Deputados federais têm verba de R$ 165,8 mil mensais para pagar funcionários de gabinete
Verba destinada exclusivamente à folha de pagamento dos assessores parlamentares foi atualizada em 2026 após reajuste salarial dos secretários.
Verba destinada exclusivamente à folha de pagamento dos assessores parlamentares foi atualizada em 2026 após reajuste salarial dos secretários.
Cada deputado federal conta com uma verba mensal de R$ 165,8 mil para custear os salários de até 25 funcionários que auxiliam no mandato, valor que foi reajustado em 2026 após aumento nos salários dos secretários parlamentares.
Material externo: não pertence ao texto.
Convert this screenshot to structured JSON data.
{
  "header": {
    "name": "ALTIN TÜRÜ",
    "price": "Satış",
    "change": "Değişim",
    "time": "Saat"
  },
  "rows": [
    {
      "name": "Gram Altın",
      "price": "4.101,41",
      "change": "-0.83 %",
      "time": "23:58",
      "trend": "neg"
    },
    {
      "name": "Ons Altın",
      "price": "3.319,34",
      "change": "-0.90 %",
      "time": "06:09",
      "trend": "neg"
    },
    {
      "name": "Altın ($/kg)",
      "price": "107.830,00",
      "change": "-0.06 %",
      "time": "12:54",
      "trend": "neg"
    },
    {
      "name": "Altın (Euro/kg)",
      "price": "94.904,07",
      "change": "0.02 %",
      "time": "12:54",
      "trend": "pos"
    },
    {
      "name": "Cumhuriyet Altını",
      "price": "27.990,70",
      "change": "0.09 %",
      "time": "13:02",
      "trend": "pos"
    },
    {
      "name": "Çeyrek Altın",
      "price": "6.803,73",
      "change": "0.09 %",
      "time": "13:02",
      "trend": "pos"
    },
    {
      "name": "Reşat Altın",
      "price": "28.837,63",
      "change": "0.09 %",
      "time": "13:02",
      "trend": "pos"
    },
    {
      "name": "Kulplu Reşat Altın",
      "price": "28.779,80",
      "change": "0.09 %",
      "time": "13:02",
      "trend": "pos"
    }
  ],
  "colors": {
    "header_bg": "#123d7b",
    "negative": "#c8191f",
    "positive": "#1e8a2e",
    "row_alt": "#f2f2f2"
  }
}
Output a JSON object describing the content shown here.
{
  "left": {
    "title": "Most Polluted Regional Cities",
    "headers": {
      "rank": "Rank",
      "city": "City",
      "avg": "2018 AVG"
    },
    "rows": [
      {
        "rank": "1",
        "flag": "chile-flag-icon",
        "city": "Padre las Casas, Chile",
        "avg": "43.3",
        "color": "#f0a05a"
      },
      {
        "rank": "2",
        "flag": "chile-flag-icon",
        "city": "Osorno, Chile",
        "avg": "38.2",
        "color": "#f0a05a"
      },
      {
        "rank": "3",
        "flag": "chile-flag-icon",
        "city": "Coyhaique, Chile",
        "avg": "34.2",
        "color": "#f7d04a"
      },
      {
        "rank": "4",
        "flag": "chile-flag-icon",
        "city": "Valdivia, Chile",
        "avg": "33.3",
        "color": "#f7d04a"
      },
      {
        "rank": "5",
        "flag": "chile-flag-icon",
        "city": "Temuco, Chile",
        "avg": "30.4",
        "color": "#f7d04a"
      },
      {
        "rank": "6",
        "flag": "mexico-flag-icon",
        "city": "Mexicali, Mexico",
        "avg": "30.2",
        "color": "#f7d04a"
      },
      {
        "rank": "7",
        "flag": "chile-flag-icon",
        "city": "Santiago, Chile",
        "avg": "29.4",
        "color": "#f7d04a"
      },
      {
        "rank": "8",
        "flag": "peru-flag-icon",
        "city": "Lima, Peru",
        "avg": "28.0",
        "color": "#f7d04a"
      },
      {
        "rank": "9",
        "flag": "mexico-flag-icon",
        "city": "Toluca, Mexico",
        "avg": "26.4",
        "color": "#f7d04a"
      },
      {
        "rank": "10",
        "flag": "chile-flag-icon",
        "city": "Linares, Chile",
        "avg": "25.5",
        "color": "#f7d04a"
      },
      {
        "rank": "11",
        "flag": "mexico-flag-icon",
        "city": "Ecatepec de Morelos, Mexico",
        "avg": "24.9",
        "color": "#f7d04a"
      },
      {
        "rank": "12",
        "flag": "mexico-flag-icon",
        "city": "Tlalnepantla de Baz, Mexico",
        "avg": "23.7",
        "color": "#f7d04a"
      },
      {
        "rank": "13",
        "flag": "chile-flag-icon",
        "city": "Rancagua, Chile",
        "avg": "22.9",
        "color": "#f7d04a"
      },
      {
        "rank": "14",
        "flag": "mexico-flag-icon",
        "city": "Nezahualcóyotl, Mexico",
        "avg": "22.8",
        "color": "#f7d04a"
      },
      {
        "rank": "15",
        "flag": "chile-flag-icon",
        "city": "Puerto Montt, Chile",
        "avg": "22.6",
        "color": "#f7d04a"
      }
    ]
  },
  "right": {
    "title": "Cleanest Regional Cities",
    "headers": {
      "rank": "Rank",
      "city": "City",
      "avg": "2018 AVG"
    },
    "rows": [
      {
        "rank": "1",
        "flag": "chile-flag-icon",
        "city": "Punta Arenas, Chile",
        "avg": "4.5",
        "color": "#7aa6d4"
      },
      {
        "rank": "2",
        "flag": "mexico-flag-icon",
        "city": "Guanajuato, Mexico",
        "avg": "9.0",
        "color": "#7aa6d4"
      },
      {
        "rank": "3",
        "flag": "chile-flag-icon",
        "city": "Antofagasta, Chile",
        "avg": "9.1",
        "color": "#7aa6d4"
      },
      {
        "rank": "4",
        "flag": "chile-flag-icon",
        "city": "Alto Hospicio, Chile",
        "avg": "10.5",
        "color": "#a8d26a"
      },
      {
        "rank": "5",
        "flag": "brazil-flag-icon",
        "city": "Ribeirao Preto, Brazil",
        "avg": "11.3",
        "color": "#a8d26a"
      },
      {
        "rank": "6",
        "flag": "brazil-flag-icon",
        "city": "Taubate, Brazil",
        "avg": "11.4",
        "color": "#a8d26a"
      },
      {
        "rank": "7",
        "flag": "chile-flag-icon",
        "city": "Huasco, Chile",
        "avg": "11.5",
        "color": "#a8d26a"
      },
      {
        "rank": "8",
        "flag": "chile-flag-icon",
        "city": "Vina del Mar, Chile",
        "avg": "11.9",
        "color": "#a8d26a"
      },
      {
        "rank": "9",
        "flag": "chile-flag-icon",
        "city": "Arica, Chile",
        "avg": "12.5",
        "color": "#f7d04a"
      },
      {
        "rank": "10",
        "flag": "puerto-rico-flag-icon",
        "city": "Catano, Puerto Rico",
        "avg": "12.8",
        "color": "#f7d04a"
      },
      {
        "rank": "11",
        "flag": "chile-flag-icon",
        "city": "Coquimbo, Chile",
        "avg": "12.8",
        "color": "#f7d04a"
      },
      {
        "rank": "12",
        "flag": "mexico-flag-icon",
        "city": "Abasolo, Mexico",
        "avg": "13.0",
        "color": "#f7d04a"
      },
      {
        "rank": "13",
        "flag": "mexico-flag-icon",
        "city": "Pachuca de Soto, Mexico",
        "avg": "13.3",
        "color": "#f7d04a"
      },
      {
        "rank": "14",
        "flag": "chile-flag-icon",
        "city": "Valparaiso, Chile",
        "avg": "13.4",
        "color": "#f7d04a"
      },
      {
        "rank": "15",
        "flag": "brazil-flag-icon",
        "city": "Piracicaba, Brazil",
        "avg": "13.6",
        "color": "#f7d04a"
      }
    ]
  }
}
Além do salário fixo de R$ 46,4 mil, os deputados federais recebem uma verba extra destinada ao pagamento dos salários dos secretários parlamentares que trabalham em seus gabinetes. Essa verba, conhecida como “verba de gabinete”, totaliza atualmente R$ 165,8 mil por mês e permite a contratação de até 25 assessores sem a necessidade de concurso público. Os salários desses funcionários variam de R$ 1.710 a R$ 25.958, conforme o cargo ocupado. Em fevereiro de 2026, a Mesa Diretora da Câmara dos Deputados aprovou um aumento nos salários dos secretários parlamentares, elevando a verba de gabinete de R$ 133,2 mil para os atuais R$ 165,8 mil, medida adotada para cobrir o impacto financeiro do reajuste. É importante destacar que outras despesas relacionadas ao mandato, como passagens aéreas, combustível, divulgação e alimentação, são custeadas por uma rubrica diferente, chamada Cota para o Exercício da Atividade Parlamentar (CEAP), popularmente conhecida como “cotão”. A reportagem do g1 revelou recentemente um caso envolvendo a ex-secretária parlamentar do deputado Mário Frias (PL-SP), Gardênia Morais, que atuou no gabinete entre fevereiro de 2023 e maio de 2024. Documentos obtidos pela reportagem indicam que Gardênia realizou cinco empréstimos consignados que totalizaram R$ 174.886 e que parte desse dinheiro foi transferida para o então chefe de gabinete, Raphael Azevedo, e para familiares dele. Extratos bancários e comprovantes de PIX mostram diversas transferências feitas por Gardênia para Azevedo e sua família, incluindo valores como R$ 4.600 em fevereiro de 2023, R$ 5.000 em março de 2023, e outros pagamentos mensais até março de 2024. A ex-funcionária confirmou que devolvia parte do salário ao chefe de gabinete, conforme acordo entre eles, e afirmou que outras pessoas do gabinete também realizavam devoluções semelhantes. O episódio levanta questionamentos sobre o uso da verba de gabinete e a transparência na gestão dos recursos públicos destinados aos mandatos parlamentares.
Contexto
A verba de gabinete é um recurso previsto para garantir o funcionamento dos gabinetes dos deputados federais, permitindo a contratação de pessoal que auxilia nas atividades legislativas e administrativas. A atualização do valor em 2026 ocorreu em resposta ao aumento dos salários dos secretários parlamentares, buscando manter o equilíbrio financeiro dos gabinetes. Casos como o da ex-funcionária do deputado Mário Frias evidenciam a necessidade de fiscalização rigorosa para evitar irregularidades no uso desses recursos públicos.